Section 1 – How it works

The GDE allows users to create a Sonus Interactive projects on their home computer and export it into a game the Sonus can then process and play.
A project will consist of 2 main components which are Game Objects and Global Variables.
Developers can use Global Variables to hold the data the entire game needs to access such as the players health or money, complete and incomplete objectives or perhaps their score.
Game Objects are the functioning components of the game. Each game object consists of 3 things.
1. A list of their own local variables, these are like global variables except they are relative to the game object. Other objects can access this data if the developer intends but once the Game Object is destroyed, its local variables are lost.

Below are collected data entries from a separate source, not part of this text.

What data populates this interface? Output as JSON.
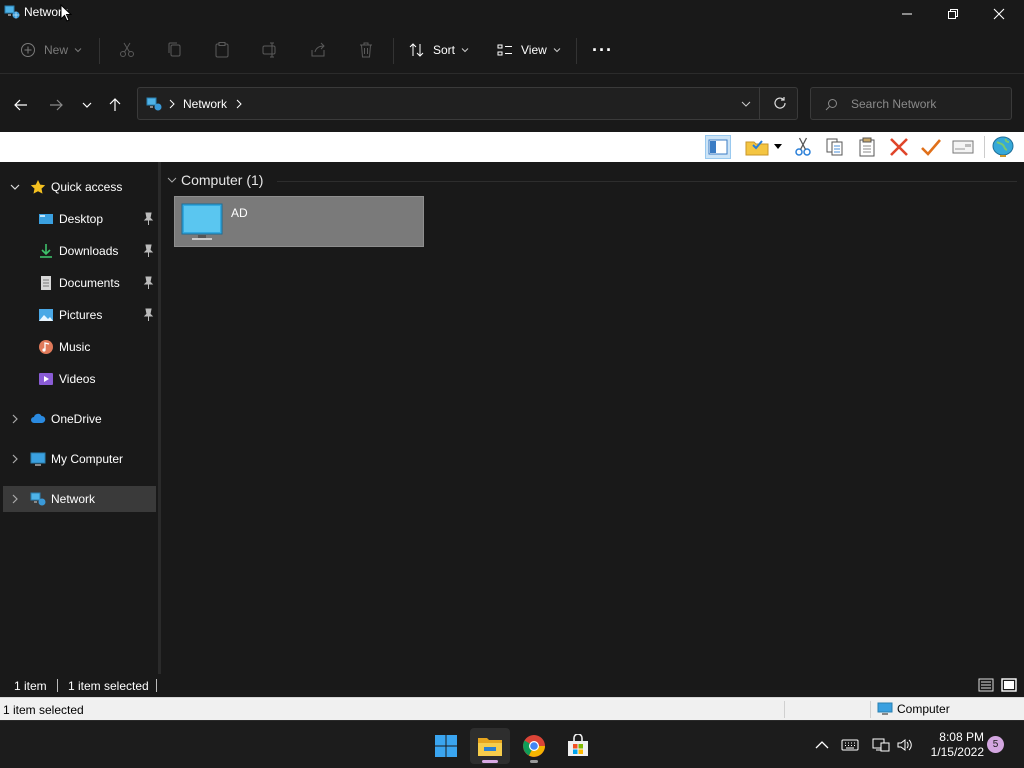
{
  "window": {
    "title": "Network",
    "controls": [
      "minimize-icon",
      "maximize-icon",
      "close-icon"
    ]
  },
  "commandbar": {
    "new_label": "New",
    "sort_label": "Sort",
    "view_label": "View",
    "more_label": "···",
    "disabled_actions": [
      "cut-icon",
      "copy-icon",
      "paste-icon",
      "rename-icon",
      "share-icon",
      "delete-icon"
    ]
  },
  "addressbar": {
    "breadcrumb": "Network",
    "search_placeholder": "Search Network"
  },
  "toolstrip": {
    "icons": [
      "preview-pane-icon",
      "folder-options-icon",
      "cut-icon",
      "copy-icon",
      "paste-icon",
      "delete-icon",
      "check-icon",
      "properties-icon",
      "globe-icon"
    ]
  },
  "sidebar": {
    "items": [
      {
        "label": "Quick access",
        "icon": "star-icon"
      },
      {
        "label": "Desktop",
        "icon": "desktop-icon",
        "pinned": true
      },
      {
        "label": "Downloads",
        "icon": "download-icon",
        "pinned": true
      },
      {
        "label": "Documents",
        "icon": "documents-icon",
        "pinned": true
      },
      {
        "label": "Pictures",
        "icon": "pictures-icon",
        "pinned": true
      },
      {
        "label": "Music",
        "icon": "music-icon"
      },
      {
        "label": "Videos",
        "icon": "videos-icon"
      },
      {
        "label": "OneDrive",
        "icon": "cloud-icon"
      },
      {
        "label": "My Computer",
        "icon": "computer-icon"
      },
      {
        "label": "Network",
        "icon": "network-icon",
        "selected": true
      }
    ]
  },
  "content": {
    "group_label": "Computer (1)",
    "items": [
      {
        "name": "AD",
        "icon": "computer-icon",
        "selected": true
      }
    ]
  },
  "statusbar": {
    "item_count": "1 item",
    "selection": "1 item selected"
  },
  "classicbar": {
    "selection": "1 item selected",
    "zone": "Computer"
  },
  "taskbar": {
    "apps": [
      "windows-start-icon",
      "file-explorer-icon",
      "chrome-icon",
      "store-icon"
    ],
    "time": "8:08 PM",
    "date": "1/15/2022",
    "notification_count": "5"
  },
  "colors": {
    "background": "#191919",
    "selection": "#3a3a3a",
    "tile_selected": "#7a7a7a",
    "accent_folder": "#f4c542",
    "accent_blue": "#3aa0e0"
  }
}
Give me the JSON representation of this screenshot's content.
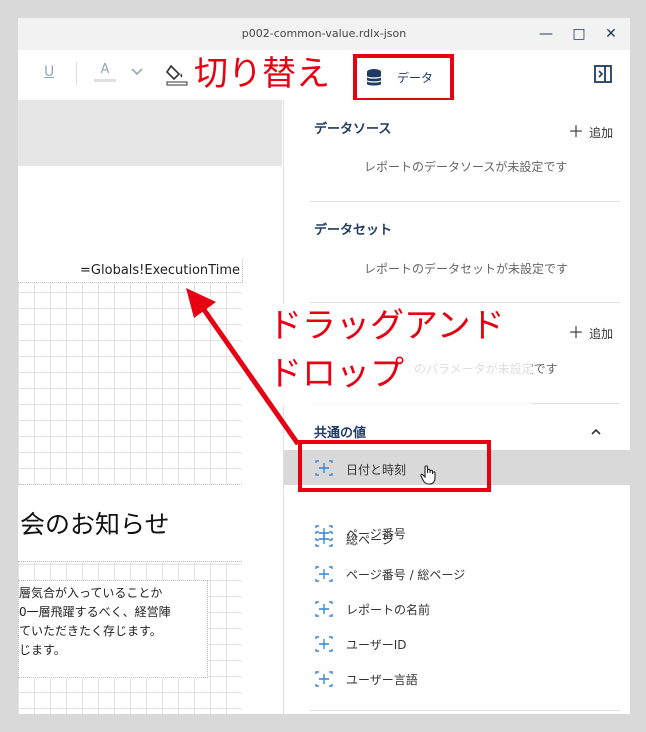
{
  "window": {
    "title": "p002-common-value.rdlx-json",
    "minimize_glyph": "—",
    "maximize_glyph": "□",
    "close_glyph": "✕"
  },
  "toolbar": {
    "underline_label": "U",
    "font_color_label": "A",
    "data_button_label": "データ"
  },
  "report": {
    "expression_text": "=Globals!ExecutionTime",
    "heading_text": "会のお知らせ",
    "body_lines": [
      "層気合が入っていることか",
      "0一層飛躍するべく、経営陣",
      "ていただきたく存じます。",
      "じます。"
    ]
  },
  "panel": {
    "datasource": {
      "title": "データソース",
      "add_label": "追加",
      "empty_text": "レポートのデータソースが未設定です"
    },
    "dataset": {
      "title": "データセット",
      "empty_text": "レポートのデータセットが未設定です"
    },
    "parameters": {
      "add_label": "追加",
      "empty_text": "のパラメータが未設定です"
    },
    "common_values": {
      "title": "共通の値",
      "items": [
        {
          "label": "日付と時刻"
        },
        {
          "label": "ページ番号"
        },
        {
          "label": "総ページ"
        },
        {
          "label": "ページ番号 / 総ページ"
        },
        {
          "label": "レポートの名前"
        },
        {
          "label": "ユーザーID"
        },
        {
          "label": "ユーザー言語"
        }
      ]
    }
  },
  "annotations": {
    "switch_label": "切り替え",
    "drag_label_line1": "ドラッグアンド",
    "drag_label_line2": "ドロップ"
  },
  "colors": {
    "accent": "#1f3b63",
    "annotation_red": "#e60012",
    "selected_row": "#d9d9d9"
  }
}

2. Properties such as X,Y and Z coordinates and boundary sizes which tell the game how big the Game Object is and how far other Game Objects have to be from it to trigger a collision event (more on events in a moment). It also has a property to tell the game whether the Game Object should loop audio when it plays it or only play it once. The last property is the delay property which tells the Game Object how often it should fire its "Periodical" event.
3. A Game Object has a list of what are called Events. These are things that can influence the Game Object in some way, here is a list of all the Events a Game Object has:
Creation Event, when the object is first made.

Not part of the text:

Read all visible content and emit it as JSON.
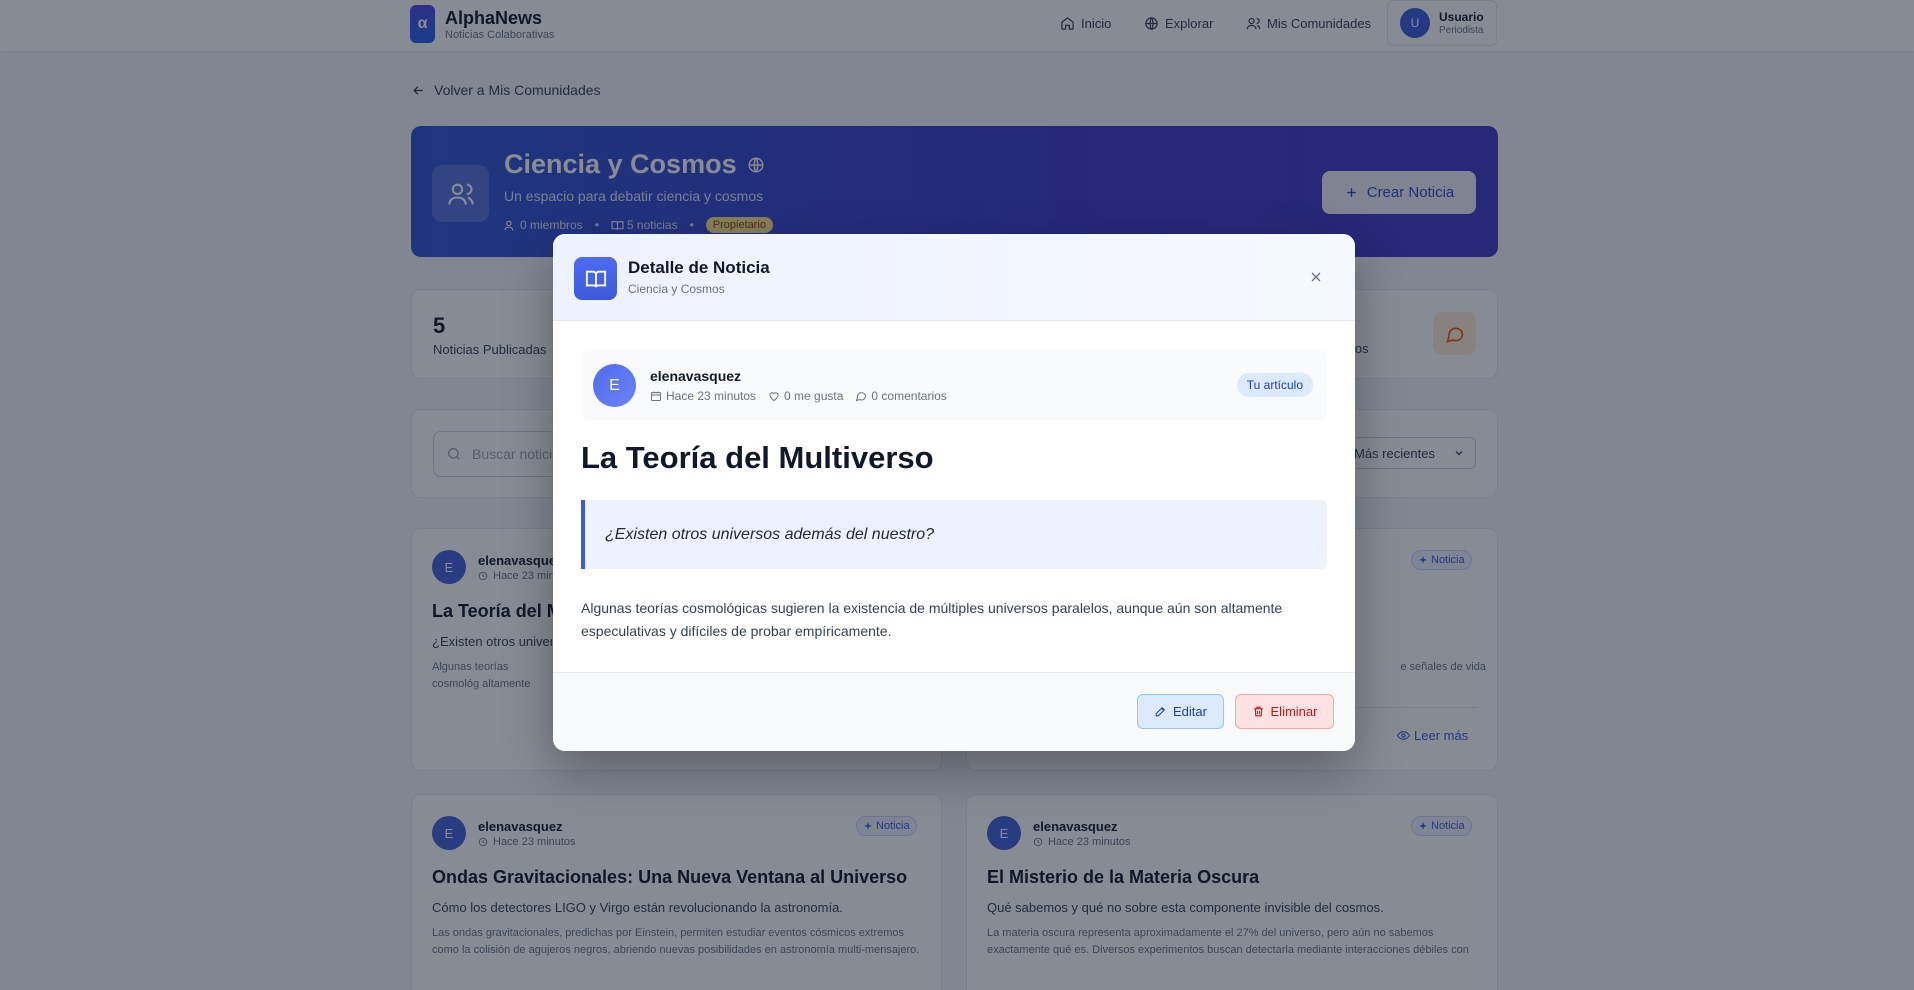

Destruction Event, when the object is destroyed.
Periodical Event, an event that fires every so often at a time interval set by the objects "Delay" property.
Collision Event, When the objects is within the boundary of another object or sharing the exact same coordinates.
Button Press Event, there is an event for each button being pressed.
Button Release Event, there is an event for each button being released.
Button Held Event, there is an event for each button being held.
Audio Finished Event, when an object has finished playing an audio file it was requested to play.
Every event contains a list of actions which are instructions that tell the Game Object how to behave when the event occurs.
Using a combination of Actions and Events a game can be created with no programming knowledge needed what so ever.